Silence directed by Academy Award Winning Director Martin Scorsese tells of the story of two Jesuit missionaries (Andrew Garfield and Adam Driver) who travel to Japan in the 16th century to learn of the whereabouts of there revered father and mentor in the faith Father Ferreira (Liam Neeson). There they meet many underground Japanese Christians and through incredible tests of their faith through persecution and illusions of deception are forced to ask questions and make decisions that will change their perspectives on faith and the world around them.
It’s been hard for me to decide how to approach this review. To be frank it exceeded my expectations. I came to be entertained–I left feeling ravaged, yet somehow better for it. Part of me wants to tell you–to warn you rather, of everything you will see– every plot convention, sub point, theme, and philosophy that will scream out to you in this film. The other part stops me from doing this, it tells me to let the viewer decide how he or she feels. Let the viewer look at this film through his own eyes and heart and choose how his world is affected. I think that’s what Martin Scorsese desired as well. He doesn’t glorify or sensationalize the concepts of persecution, religious devotion, and apostasy. He merely states these concepts and welcomes the audience to partake in one of the most haunting journeys through every question that a Christian has ever thought or should have thought regarding Jesus Christ, his suffering, and His apparent silence through times of struggle or adversity.
I’m not going to talk about the ordinary things that come with my reviews–my opinion on plot structure, characterization, and overall flow of the film. All of those things are excellently portrayed. It’s a phenomenal film–the type that only Scorsese can make. It’s also a very clean film. No sexual themes, nudity, or offensive language is present. However many will be offended–many will be angered–many will feel like I did. I can honestly say that I cannot remember the last time I saw a movie that affected me so deeply. I can’t stop thinking about the power I felt in that theater–the source of that power being spiritual in nature–almost supernatural. There’s not a lot I can say about the conviction I felt without giving away the the film’s key plot conventions but I’ll say this–the prominent themes contained in the narrative caused me to reexamine my attitude toward Christianity and even my existence and relationship as a human being in a sin sick world. One of the film’s primary examinations is essentially the reconciliation between our love for God with our love for man in a way that causes one to ask some pretty harrowing and unorthodox questions about our Christian faith and the world’s reception of such faith. The backdrop of 16th century Japan becomes a graveyard for our lofty aspirations–a place where flighty and feelings based Christianity goes to die. It’s an unforgiving story. It demands answers that many have no answer to and makes accusations that are hard to defend. It offers hope, then rips that hope away as soon as it appears. It does whisper strength but only if you listen through the silence to hear the still small voice of the Savior.
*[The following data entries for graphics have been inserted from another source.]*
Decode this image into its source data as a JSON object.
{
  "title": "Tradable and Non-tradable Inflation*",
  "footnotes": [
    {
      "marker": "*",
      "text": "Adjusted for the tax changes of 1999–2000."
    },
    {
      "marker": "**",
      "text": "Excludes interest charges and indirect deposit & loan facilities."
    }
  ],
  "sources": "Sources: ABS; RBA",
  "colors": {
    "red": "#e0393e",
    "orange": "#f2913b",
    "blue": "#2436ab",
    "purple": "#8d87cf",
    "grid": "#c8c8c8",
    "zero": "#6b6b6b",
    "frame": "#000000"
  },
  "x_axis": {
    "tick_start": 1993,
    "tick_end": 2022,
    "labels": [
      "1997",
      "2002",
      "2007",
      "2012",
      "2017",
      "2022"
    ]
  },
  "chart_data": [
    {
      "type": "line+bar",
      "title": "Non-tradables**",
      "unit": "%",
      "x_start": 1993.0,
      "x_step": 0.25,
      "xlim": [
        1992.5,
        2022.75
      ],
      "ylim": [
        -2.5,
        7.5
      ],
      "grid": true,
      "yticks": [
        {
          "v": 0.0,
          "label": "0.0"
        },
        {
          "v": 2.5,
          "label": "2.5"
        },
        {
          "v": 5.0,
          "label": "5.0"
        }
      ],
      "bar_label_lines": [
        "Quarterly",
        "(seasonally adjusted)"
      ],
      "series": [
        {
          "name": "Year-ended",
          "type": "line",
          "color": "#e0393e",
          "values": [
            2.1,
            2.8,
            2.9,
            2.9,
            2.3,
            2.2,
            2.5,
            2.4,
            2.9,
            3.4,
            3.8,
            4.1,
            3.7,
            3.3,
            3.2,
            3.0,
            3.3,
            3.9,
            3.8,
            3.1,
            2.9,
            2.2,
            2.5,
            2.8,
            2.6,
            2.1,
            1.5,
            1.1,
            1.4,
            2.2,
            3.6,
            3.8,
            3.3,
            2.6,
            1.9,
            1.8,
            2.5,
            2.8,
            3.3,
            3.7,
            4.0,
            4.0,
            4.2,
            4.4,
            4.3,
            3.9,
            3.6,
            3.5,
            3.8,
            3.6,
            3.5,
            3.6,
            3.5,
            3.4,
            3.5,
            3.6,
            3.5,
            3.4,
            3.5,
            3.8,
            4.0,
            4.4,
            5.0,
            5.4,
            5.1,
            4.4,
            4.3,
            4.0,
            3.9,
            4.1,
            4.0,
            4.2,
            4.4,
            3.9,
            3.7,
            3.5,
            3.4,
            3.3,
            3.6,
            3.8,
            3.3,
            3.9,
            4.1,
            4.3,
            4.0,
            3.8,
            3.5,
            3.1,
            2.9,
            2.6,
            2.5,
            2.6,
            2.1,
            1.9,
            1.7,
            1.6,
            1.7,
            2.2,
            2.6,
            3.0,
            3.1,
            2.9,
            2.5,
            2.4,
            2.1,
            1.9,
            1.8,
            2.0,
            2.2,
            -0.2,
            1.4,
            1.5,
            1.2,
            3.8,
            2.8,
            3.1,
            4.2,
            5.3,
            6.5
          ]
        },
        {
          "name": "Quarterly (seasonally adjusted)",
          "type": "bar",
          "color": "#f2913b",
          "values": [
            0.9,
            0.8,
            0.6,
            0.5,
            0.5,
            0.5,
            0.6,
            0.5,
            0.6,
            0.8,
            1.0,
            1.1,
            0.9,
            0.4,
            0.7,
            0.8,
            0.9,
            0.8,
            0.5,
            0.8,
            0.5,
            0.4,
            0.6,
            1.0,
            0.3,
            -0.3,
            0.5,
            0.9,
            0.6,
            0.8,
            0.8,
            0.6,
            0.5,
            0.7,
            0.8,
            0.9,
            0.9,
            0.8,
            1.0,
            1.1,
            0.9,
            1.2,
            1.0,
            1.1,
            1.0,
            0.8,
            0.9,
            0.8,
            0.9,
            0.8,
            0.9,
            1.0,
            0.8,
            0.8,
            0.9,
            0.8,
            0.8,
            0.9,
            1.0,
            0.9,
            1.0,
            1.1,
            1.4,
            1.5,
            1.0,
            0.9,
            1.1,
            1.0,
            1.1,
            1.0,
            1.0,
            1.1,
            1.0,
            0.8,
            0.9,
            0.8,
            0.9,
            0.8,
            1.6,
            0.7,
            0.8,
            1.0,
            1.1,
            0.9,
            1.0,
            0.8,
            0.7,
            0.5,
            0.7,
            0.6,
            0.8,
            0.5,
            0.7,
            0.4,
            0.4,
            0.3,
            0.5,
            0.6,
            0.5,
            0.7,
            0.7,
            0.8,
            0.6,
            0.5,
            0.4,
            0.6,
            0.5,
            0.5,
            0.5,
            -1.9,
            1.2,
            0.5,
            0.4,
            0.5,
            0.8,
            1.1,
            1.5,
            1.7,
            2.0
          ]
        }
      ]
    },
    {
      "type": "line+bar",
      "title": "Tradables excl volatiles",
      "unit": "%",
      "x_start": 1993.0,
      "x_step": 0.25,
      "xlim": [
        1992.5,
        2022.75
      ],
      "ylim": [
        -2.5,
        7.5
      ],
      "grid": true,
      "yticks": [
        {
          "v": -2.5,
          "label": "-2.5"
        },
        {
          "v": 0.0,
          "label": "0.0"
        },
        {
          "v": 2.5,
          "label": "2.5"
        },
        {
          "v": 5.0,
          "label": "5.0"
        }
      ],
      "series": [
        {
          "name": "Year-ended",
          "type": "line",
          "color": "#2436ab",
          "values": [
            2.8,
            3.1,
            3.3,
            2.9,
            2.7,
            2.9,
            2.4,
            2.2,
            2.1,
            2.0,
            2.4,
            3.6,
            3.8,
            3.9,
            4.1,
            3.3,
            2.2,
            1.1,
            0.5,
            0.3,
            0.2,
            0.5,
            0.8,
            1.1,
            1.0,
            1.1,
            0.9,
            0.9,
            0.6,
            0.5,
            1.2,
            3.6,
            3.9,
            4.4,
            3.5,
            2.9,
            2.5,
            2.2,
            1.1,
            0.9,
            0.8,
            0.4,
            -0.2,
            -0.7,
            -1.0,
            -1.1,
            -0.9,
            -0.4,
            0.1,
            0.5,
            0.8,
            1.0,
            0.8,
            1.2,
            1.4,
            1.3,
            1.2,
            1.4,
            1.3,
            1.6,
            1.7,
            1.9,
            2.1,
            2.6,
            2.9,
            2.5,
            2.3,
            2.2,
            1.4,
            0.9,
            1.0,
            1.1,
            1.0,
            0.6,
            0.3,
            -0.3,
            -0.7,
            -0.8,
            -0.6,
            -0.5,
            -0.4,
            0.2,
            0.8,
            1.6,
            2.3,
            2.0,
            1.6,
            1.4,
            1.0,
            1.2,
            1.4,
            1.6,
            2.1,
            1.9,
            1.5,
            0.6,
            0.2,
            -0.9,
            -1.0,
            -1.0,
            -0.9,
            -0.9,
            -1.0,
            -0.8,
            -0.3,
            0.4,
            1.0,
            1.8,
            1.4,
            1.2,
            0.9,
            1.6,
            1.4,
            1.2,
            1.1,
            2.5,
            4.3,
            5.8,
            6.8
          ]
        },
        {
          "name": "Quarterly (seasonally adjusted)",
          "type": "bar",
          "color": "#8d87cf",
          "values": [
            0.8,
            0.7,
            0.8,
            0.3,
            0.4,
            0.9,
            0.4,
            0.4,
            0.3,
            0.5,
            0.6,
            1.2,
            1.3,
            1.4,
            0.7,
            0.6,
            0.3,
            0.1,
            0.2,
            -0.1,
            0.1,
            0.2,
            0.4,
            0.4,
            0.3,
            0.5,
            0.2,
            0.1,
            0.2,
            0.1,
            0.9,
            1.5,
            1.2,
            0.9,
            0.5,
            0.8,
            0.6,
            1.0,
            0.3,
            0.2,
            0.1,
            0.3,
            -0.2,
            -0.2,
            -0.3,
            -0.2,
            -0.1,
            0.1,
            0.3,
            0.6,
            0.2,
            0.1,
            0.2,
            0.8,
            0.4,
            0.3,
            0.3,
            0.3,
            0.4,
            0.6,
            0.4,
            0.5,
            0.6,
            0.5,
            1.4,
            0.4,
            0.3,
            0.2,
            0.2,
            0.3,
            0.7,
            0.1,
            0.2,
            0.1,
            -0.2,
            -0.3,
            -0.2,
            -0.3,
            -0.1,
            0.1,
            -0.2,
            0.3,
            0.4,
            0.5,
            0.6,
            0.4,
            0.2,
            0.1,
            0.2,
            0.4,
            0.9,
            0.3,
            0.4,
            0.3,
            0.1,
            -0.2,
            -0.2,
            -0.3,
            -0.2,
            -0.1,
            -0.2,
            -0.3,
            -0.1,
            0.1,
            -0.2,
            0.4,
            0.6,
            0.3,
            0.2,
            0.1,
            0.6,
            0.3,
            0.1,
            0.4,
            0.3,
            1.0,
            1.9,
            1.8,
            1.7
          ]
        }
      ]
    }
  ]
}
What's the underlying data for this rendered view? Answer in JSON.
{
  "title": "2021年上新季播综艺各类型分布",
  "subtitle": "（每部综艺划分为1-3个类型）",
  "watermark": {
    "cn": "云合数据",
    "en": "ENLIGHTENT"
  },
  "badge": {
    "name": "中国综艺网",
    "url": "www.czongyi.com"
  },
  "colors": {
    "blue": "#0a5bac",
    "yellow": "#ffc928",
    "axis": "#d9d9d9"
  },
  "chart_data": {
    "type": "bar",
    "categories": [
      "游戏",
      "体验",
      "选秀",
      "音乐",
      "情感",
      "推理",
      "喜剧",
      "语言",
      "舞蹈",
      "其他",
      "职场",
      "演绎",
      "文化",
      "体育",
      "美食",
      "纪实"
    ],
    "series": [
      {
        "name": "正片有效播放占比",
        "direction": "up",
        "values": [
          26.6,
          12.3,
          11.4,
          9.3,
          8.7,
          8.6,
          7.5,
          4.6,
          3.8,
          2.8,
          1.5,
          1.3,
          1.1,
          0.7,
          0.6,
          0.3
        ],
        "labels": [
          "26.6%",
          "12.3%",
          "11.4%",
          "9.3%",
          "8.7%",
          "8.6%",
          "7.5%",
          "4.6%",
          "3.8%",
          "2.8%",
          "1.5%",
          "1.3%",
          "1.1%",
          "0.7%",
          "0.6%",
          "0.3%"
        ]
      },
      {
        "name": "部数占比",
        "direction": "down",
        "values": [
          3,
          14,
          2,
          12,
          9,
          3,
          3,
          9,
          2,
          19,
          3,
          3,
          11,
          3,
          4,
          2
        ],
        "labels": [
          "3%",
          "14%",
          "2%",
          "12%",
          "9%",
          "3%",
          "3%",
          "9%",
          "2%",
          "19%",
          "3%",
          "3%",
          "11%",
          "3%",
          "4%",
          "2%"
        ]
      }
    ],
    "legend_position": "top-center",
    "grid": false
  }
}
When I left the theater I sat in my car for a long time and stared out the window. I wanted to cry, pray, scream–and most importantly reflect upon my life. I felt empty–yet full. I felt scared–but alive. These are the types of feelings this film elicits. This is the reason why not every person should see this film unless that person is ready to have their soul carefully and methodically inspected and judged. Don’t watch this movie if you’re feeling weak, unsure, or unstable in your beliefs. Because quite frankly–I don’t think you’re ready for such a film. I know I wasn’t.